Optimizing parallel performance of under and over resampling with Tensorflow
- When training with imbalanced (very large) data set with multi class multi labeled images
    
- Learning Visual Features from Large Weakly Supervised Data
        
- Armand Joulin, Laurens van der Maaten, Allan Jabri, Nicolas Vasilache
 - https://arxiv.org/abs/1511.02251
 
 - Exploring the Limits of Weakly Supervised Pretraining
        
- Dhruv Mahajan, Ross Girshick, Vignesh Ramanathan, Kaiming He, Manohar Paluri, Yixuan Li, Ashwin Bharambe, Laurens van der Maaten
 - https://arxiv.org/abs/1805.00932
 
 
 - Learning Visual Features from Large Weakly Supervised Data
        
 - Not enough with rejection sampling
    
- in case, some samples are too rare, so it normally does not exist in one batch or even in many rounds of batches.
 - rejection is a job of consuming too much of resources.
 
 - With Tensorflow dataset API
    
- over-and-under sampling with tensorflow from stackoverflow
 - Tensorflow data input pipeline performance Guide
        
- Optimizing performance : https://www.tensorflow.org/guide/performance/datasets#optimizing_performance
 - Parallelize Data Transformation : https://www.tensorflow.org/guide/performance/datasets#parallelize_data_transformation
 
 - tested with Tensorflow 1.13. Tesla P40 8 GPUs, with Intel 48 CPUs and 251 GB physical memory.
 
 - In principle, the only bottleneck of data pipeline ought be GPUs.

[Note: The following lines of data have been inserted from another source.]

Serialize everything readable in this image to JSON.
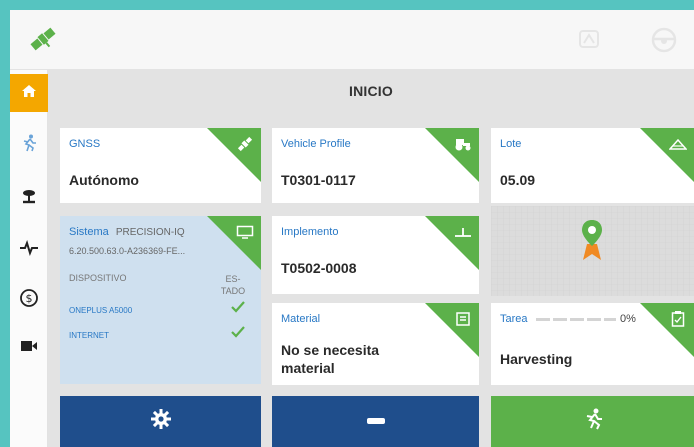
{
  "app": {
    "page_title": "INICIO",
    "topbar": {
      "satellite_icon": "satellite-icon",
      "right_icons": [
        "steering-icon",
        "steering-wheel-icon"
      ]
    },
    "sidebar": {
      "items": [
        {
          "icon": "home-icon",
          "active": true
        },
        {
          "icon": "guidance-runner-icon",
          "active": false
        },
        {
          "icon": "gps-antenna-icon",
          "active": false
        },
        {
          "icon": "pulse-icon",
          "active": false
        },
        {
          "icon": "dollar-icon",
          "active": false
        },
        {
          "icon": "camera-icon",
          "active": false
        }
      ]
    },
    "cards": {
      "gnss": {
        "label": "GNSS",
        "value": "Autónomo",
        "icon": "satellite-icon"
      },
      "vehicle_profile": {
        "label": "Vehicle Profile",
        "value": "T0301-0117",
        "icon": "tractor-icon"
      },
      "lote": {
        "label": "Lote",
        "value": "05.09",
        "icon": "field-icon"
      },
      "sistema": {
        "label": "Sistema",
        "brand": "PRECISION-IQ",
        "version": "6.20.500.63.0-A236369-FE...",
        "col_device": "DISPOSITIVO",
        "col_status_1": "ES-",
        "col_status_2": "TADO",
        "rows": [
          {
            "name": "ONEPLUS A5000",
            "ok": true
          },
          {
            "name": "INTERNET",
            "ok": true
          }
        ],
        "icon": "monitor-icon"
      },
      "implemento": {
        "label": "Implemento",
        "value": "T0502-0008",
        "icon": "implement-icon"
      },
      "material": {
        "label": "Material",
        "value_1": "No se necesita",
        "value_2": "material",
        "icon": "material-icon"
      },
      "tarea": {
        "label": "Tarea",
        "progress_text": "0%",
        "progress": 0,
        "value": "Harvesting",
        "icon": "clipboard-icon"
      }
    },
    "bottom_buttons": [
      {
        "icon": "gear-icon",
        "color": "#1f4e8c"
      },
      {
        "icon": "minus-icon",
        "color": "#1f4e8c"
      },
      {
        "icon": "runner-icon",
        "color": "#5cb14a"
      }
    ],
    "colors": {
      "accent": "#5cb14a",
      "navy": "#1f4e8c",
      "active_tab": "#f4a700",
      "label_blue": "#2878c5",
      "frame": "#56c4c0"
    }
  }
}
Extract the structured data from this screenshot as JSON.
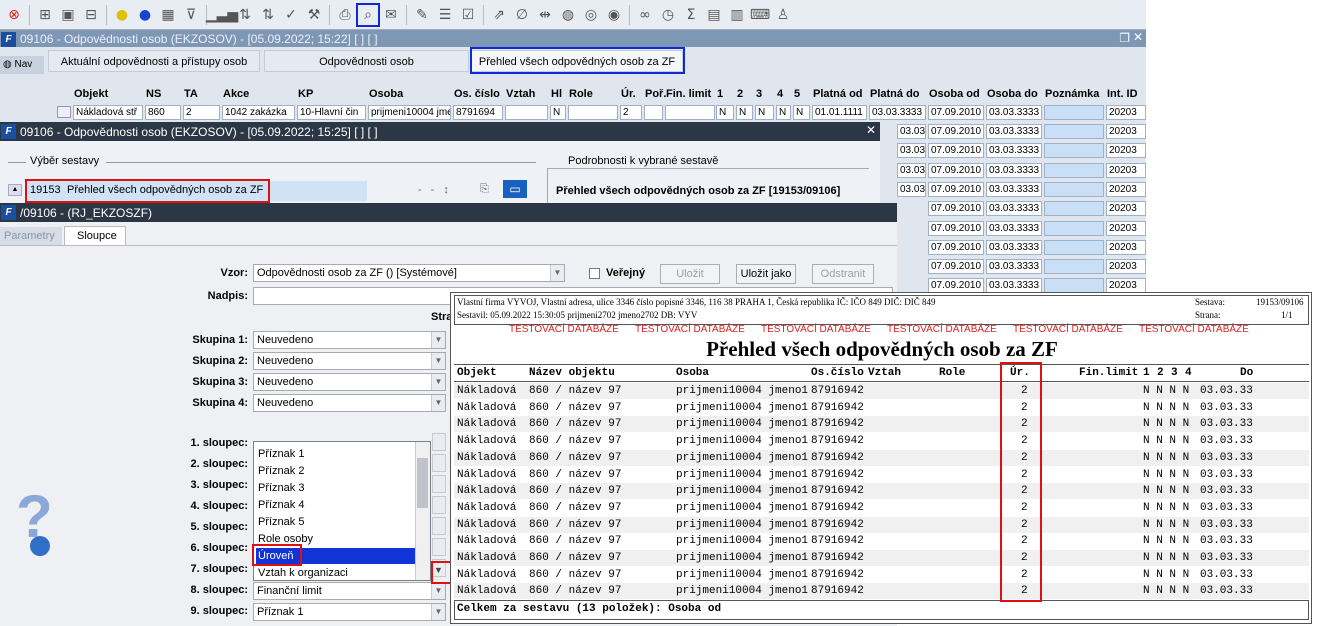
{
  "toolbar": {
    "icons": [
      "close-icon",
      "add-icon",
      "save-icon",
      "remove-icon",
      "help-icon",
      "play-icon",
      "calendar-icon",
      "filter-icon",
      "chart-icon",
      "sort-asc-icon",
      "sort-desc-icon",
      "check-icon",
      "wrench-icon",
      "print-icon",
      "print-preview-icon",
      "mail-icon",
      "edit-icon",
      "list-icon",
      "checklist-icon",
      "export-icon",
      "attach-icon",
      "split-icon",
      "globe-icon",
      "compass-icon",
      "eye-icon",
      "glasses-icon",
      "clock-icon",
      "sum-icon",
      "excel-icon",
      "word-icon",
      "keyboard-icon",
      "person-icon"
    ]
  },
  "win1": {
    "title": "09106 - Odpovědnosti osob (EKZOSOV) - [05.09.2022; 15:22]  [ ]  [ ]",
    "nav": "Nav",
    "tabs": [
      "Aktuální odpovědnosti a přístupy osob",
      "Odpovědnosti osob",
      "Přehled všech odpovědných osob za ZF"
    ],
    "columns": [
      "Objekt",
      "NS",
      "TA",
      "Akce",
      "KP",
      "Osoba",
      "Os. číslo",
      "Vztah",
      "Hl",
      "Role",
      "Úr.",
      "Poř.",
      "Fin. limit",
      "1",
      "2",
      "3",
      "4",
      "5",
      "Platná od",
      "Platná do",
      "Osoba od",
      "Osoba do",
      "Poznámka",
      "Int. ID"
    ],
    "row1": [
      "Nákladová stř",
      "860",
      "2",
      "1042 zakázka",
      "10-Hlavní čin",
      "prijmeni10004 jme",
      "8791694",
      "",
      "N",
      "",
      "2",
      "",
      "",
      "N",
      "N",
      "N",
      "N",
      "N",
      "01.01.1111",
      "03.03.3333",
      "07.09.2010",
      "03.03.3333",
      "",
      "20203"
    ],
    "right_rows": {
      "platna_do": "03.03.3333",
      "osoba_od": "07.09.2010",
      "osoba_do": "03.03.3333",
      "int_id": "20203"
    }
  },
  "win2": {
    "title": "09106 - Odpovědnosti osob (EKZOSOV) - [05.09.2022; 15:25]  [ ]  [ ]",
    "group_left": "Výběr sestavy",
    "group_right": "Podrobnosti k vybrané sestavě",
    "report_id": "19153",
    "report_name": "Přehled všech odpovědných osob za ZF",
    "detail": "Přehled všech odpovědných osob za ZF [19153/09106]"
  },
  "win3": {
    "title": "/09106 - (RJ_EKZOSZF)",
    "tabs": [
      "Parametry",
      "Sloupce"
    ],
    "vzor_label": "Vzor:",
    "vzor_value": "Odpovědnosti osob za ZF  ()  [Systémové]",
    "verejny": "Veřejný",
    "btn_ulozit": "Uložit",
    "btn_ulozit_jako": "Uložit jako",
    "btn_odstranit": "Odstranit",
    "nadpis_label": "Nadpis:",
    "stra": "Stra",
    "groups": [
      {
        "label": "Skupina 1:",
        "value": "Neuvedeno"
      },
      {
        "label": "Skupina 2:",
        "value": "Neuvedeno"
      },
      {
        "label": "Skupina 3:",
        "value": "Neuvedeno"
      },
      {
        "label": "Skupina 4:",
        "value": "Neuvedeno"
      }
    ],
    "columns": [
      "1. sloupec:",
      "2. sloupec:",
      "3. sloupec:",
      "4. sloupec:",
      "5. sloupec:",
      "6. sloupec:",
      "7. sloupec:",
      "8. sloupec:",
      "9. sloupec:"
    ],
    "col8_value": "Finanční limit",
    "col9_value": "Příznak 1",
    "dropdown": [
      "Příznak 1",
      "Příznak 2",
      "Příznak 3",
      "Příznak 4",
      "Příznak 5",
      "Role osoby",
      "Úroveň",
      "Vztah k organizaci"
    ]
  },
  "report": {
    "header_left1": "Vlastní firma VYVOJ, Vlastní adresa, ulice 3346 číslo popisné 3346, 116 38 PRAHA 1, Česká republika  IČ: IČO 849  DIČ: DIČ 849",
    "header_left2": "Sestavil: 05.09.2022 15:30:05 prijmeni2702 jmeno2702  DB: VYV",
    "sestava_label": "Sestava:",
    "sestava_value": "19153/09106",
    "strana_label": "Strana:",
    "strana_value": "1/1",
    "test_db": "TESTOVACÍ DATABÁZE",
    "title": "Přehled všech odpovědných osob za ZF",
    "col_headers": [
      "Objekt",
      "Název objektu",
      "Osoba",
      "Os.číslo",
      "Vztah",
      "Role",
      "Úr.",
      "Fin.limit",
      "1",
      "2",
      "3",
      "4",
      "Do"
    ],
    "row": {
      "objekt": "Nákladová",
      "nazev": "860 / název 97",
      "osoba": "prijmeni10004 jmeno1",
      "cislo": "87916942",
      "ur": "2",
      "flags": "N N N N",
      "do": "03.03.33"
    },
    "row_count": 13,
    "footer": "Celkem za sestavu (13 položek): Osoba od"
  }
}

Let me assume that GPU time cannot be reduced.
 
Offline Preparation Flow
- Collect sample distribution A
    
- crawled and/or tagged data with not too much considering of the balance between class labels
 
 - Design resampled(target) distribution B
    
- considered for the class balance of labels
 
 - Make a transformation (vector) T from A to B
 - Each column is (re)sampling probability from samples in A to make samples in B
 - If colume value p in T is less than 1, some of samples 100 * (1 - p) % are goint to be dropped.
    
- p is a survival probability. i.e. (1-p) is a drop probability.
 
 - If columen value p is more than 1, samples are replicated p times.
    
- p is a replication ratio.
 
 - Let’s call p as a ratio factor
 
Online Training Flow
- Loading tfrecords
 - shuffle data records in memory (large shuffle)
 - parsing record labels
 - giving uniform probability(bet) for each record
 - under resampling with map and flat_map
    
- drop some of records whose probability(bet) is lower than each label’s threshold(=ratio factor) given T
 
 - over resampling with map and flat_map
    
- replicate some of records N times whose ratio factor p(=N.xxx) given T is more than a integer 1 (N > 1)
 
 - shuffle data samples in memory (small shuffle)
 - parsing record images
    
- decode jpegs into Tensors
 
 - make batch from parsed records
    
- prefetch before and after (parsing)map-and-batch.
 
 - train with batches
 
Disk I/O, Memory, CPUs, Bus I/O, and GPUs parallelism
- Because of under sampling, resampling wastes much of disk I/O.
    
- Lots of samples are dropped right after they are loaded from disks.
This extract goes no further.